Segundo Mauricio Dziedzic, coordenador do mestrado profissional em Gestão Ambiental da Universidade Positivo, há também um problema de atribuição de funções entre as profissões. "Profissões mais tradicionais, como algumas engenharias e o Direito, têm suas atribuições bem definidas pelos seus conselhos regionais. Na área ambiental elas ainda são bem restritas. Há atribuições, como de saneamento, que ainda são legalmente da área de Engenharia Civil", diz. "Quando alunos vêm me pedir conselho se devem ou não se dedicar à área ambiental na graduação, por esse motivo digo que devem cursar Engenharia Civil e depois se especializar na área ambiental", completa.

Segundo Leide Takahashi, gerente de projetos ambientais da Fundação O Boticário de Proteção à Natureza, mesmo com todas as complicações há vagas no mercado que não conseguem ser preenchidas. "O que ocorre é o despreparo das pessoas. Está se buscando hoje um perfil profissional muito difícil de encontrar: que a pessoa seja qualificada, mas que tenha experiência, que tenha atuado na prática da profissão", diz.

Proatividade

Ainda de acordo com Mauricio Dziedzic, as profissões verdes devem se tornar realidade quando as empresas se tornarem proativas em relação aos problemas ambientais. "Hoje o mercado é muito reativo. As organizações esperam o problema acontecer para daí se preocuparem em tomar alguma atitude. A maioria coloca as despesas dessas atividades como custo e não como investimento, como isso deveria ser encarado. É um problema de mentalidade, de cultura", explica.

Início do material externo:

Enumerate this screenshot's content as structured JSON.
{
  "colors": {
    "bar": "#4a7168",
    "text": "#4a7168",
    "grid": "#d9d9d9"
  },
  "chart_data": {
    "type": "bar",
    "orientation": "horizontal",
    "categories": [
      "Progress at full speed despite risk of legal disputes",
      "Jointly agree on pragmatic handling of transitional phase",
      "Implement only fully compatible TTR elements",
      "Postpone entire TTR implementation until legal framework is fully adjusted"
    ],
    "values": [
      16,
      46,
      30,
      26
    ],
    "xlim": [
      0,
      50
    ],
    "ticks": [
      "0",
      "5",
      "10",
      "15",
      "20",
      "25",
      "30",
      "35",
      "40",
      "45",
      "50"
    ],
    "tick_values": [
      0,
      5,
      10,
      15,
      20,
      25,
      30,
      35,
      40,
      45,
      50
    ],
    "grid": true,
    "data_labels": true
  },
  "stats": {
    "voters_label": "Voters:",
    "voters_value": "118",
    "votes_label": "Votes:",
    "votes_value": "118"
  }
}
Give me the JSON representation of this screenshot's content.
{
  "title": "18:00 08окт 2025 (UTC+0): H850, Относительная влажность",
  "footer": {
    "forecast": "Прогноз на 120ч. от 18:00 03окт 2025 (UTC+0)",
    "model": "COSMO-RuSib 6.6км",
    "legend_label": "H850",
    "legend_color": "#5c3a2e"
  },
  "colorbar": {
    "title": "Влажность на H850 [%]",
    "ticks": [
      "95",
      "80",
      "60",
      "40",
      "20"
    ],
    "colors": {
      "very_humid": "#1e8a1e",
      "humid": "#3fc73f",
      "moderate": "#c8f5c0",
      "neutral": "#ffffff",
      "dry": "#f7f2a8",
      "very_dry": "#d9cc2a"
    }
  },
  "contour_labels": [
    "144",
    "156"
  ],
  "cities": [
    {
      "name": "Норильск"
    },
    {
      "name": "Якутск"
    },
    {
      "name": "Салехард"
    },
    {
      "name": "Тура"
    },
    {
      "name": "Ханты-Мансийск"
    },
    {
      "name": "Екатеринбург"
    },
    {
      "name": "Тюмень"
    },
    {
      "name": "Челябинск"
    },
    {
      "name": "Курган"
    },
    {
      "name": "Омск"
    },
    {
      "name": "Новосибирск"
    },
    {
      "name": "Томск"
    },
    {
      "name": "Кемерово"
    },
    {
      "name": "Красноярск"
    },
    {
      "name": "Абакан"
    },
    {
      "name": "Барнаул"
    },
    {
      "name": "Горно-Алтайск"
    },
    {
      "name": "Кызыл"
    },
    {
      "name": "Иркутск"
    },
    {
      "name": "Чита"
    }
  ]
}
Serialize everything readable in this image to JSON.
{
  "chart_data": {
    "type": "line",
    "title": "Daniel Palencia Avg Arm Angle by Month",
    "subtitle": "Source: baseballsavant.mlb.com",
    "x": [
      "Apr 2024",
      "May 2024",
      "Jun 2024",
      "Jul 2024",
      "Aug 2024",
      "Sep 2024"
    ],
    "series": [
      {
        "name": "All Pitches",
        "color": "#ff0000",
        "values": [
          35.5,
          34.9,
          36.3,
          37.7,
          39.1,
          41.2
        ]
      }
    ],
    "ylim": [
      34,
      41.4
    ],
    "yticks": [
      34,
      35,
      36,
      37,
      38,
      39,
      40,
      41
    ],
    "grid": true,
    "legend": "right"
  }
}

Para Marcelo Salmaso, o problema poderia ser solucionado com a intervenção mais efetiva do Estado, em forma de incentivo para produtos que respeitem o meio ambiente e na formação de profissionais. "Em plena crise, o governo cortou impostos dos carros e a demanda aumentou. Acredito que a atuação do governo tenha também uma forte influência no mercado ambiental. Por que não incentivar produtos que sejam economicamente sustentáveis? É dever do Estado prezar pelo bem de todos", completa.